Le cassette impilate sul carro e un’abbondante colazione nello stomaco.

Finalmente si parte

I racconti degli anziani riportano che,un tempo, durante la raccolta, gli operai dovessero cantare o parlare in continuazione, per dimostrare costantemente, di non mangiare l’uva. Fra amici e parenti questo non accade.
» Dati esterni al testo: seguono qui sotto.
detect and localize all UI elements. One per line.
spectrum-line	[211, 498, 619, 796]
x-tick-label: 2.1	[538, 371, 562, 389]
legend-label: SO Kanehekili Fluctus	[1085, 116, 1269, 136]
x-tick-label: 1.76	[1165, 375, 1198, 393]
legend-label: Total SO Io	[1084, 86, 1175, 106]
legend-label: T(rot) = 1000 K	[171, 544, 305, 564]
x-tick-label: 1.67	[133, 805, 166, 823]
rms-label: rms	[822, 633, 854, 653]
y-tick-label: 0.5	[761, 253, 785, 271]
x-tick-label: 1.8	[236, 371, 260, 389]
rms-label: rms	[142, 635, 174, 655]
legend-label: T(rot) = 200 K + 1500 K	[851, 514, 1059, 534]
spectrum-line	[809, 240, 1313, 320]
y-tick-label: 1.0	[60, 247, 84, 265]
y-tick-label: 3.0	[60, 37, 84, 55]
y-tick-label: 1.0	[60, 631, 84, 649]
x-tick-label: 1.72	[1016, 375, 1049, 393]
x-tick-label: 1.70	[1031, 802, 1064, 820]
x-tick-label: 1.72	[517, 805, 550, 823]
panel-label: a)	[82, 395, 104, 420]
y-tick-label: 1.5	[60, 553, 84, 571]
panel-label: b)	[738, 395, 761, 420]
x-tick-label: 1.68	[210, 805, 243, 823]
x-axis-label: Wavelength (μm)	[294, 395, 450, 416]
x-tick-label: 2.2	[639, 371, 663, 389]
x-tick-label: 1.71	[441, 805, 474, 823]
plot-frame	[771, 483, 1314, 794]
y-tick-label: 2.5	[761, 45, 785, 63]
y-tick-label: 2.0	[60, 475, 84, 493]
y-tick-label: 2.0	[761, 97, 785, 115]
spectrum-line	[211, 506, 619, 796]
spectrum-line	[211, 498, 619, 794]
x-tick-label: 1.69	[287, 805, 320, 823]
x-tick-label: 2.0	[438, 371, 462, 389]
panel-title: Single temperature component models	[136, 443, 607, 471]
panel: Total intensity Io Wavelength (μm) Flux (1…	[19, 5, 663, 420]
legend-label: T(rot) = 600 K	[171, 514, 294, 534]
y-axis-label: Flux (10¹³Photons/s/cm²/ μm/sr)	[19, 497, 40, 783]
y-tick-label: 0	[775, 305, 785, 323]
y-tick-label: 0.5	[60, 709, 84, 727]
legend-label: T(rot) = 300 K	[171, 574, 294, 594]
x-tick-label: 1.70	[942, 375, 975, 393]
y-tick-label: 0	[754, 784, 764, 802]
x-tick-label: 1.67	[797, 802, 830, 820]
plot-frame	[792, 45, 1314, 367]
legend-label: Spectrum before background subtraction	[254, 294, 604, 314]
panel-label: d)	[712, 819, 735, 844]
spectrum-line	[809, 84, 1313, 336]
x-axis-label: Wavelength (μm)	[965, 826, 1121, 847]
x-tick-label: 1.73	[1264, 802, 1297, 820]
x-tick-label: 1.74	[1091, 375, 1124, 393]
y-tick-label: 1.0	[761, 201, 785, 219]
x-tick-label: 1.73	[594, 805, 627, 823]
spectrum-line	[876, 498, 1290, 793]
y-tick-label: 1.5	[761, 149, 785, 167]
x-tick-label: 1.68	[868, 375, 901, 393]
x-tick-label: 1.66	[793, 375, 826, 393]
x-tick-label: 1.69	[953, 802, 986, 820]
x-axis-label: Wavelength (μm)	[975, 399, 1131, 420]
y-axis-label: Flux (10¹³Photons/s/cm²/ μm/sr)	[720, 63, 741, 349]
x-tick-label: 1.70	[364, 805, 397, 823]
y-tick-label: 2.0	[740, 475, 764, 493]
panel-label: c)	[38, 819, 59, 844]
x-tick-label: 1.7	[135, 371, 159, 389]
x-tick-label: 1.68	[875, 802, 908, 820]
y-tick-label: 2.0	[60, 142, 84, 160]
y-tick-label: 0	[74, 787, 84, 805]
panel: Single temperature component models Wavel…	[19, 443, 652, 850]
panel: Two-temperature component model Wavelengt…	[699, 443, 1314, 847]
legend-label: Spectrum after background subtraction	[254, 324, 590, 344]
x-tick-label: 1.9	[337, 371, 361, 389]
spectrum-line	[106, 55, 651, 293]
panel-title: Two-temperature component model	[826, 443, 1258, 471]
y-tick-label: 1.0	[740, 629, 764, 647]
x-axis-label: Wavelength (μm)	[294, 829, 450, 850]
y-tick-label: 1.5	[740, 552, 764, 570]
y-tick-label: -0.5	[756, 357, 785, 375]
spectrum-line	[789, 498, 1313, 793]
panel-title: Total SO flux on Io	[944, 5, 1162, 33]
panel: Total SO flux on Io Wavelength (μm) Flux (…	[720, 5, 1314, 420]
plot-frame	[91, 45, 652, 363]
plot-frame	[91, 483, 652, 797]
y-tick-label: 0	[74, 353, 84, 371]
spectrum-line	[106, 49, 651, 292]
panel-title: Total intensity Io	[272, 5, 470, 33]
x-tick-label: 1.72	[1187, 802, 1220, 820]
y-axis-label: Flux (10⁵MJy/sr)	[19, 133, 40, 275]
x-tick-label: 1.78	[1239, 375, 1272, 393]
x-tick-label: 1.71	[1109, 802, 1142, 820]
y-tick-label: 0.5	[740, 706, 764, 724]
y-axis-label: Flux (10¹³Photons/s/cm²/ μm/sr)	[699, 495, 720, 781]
La vendemmia è un giorno di gioia.

Un momento di incontro, come una festa comandata.

le cassette piene sono in attesa d’essere raccolte

si ritorna alla base!

iniziano i viaggi verso la pigiatura

il tempo dell’uso dei piedi nella tinozza è passato

Oggi un semplice macchinario schiaccia i chicchi, che spedisce nella botte e separa i raspi.Questi ultimi si accumuleranno nella zona posteriore per …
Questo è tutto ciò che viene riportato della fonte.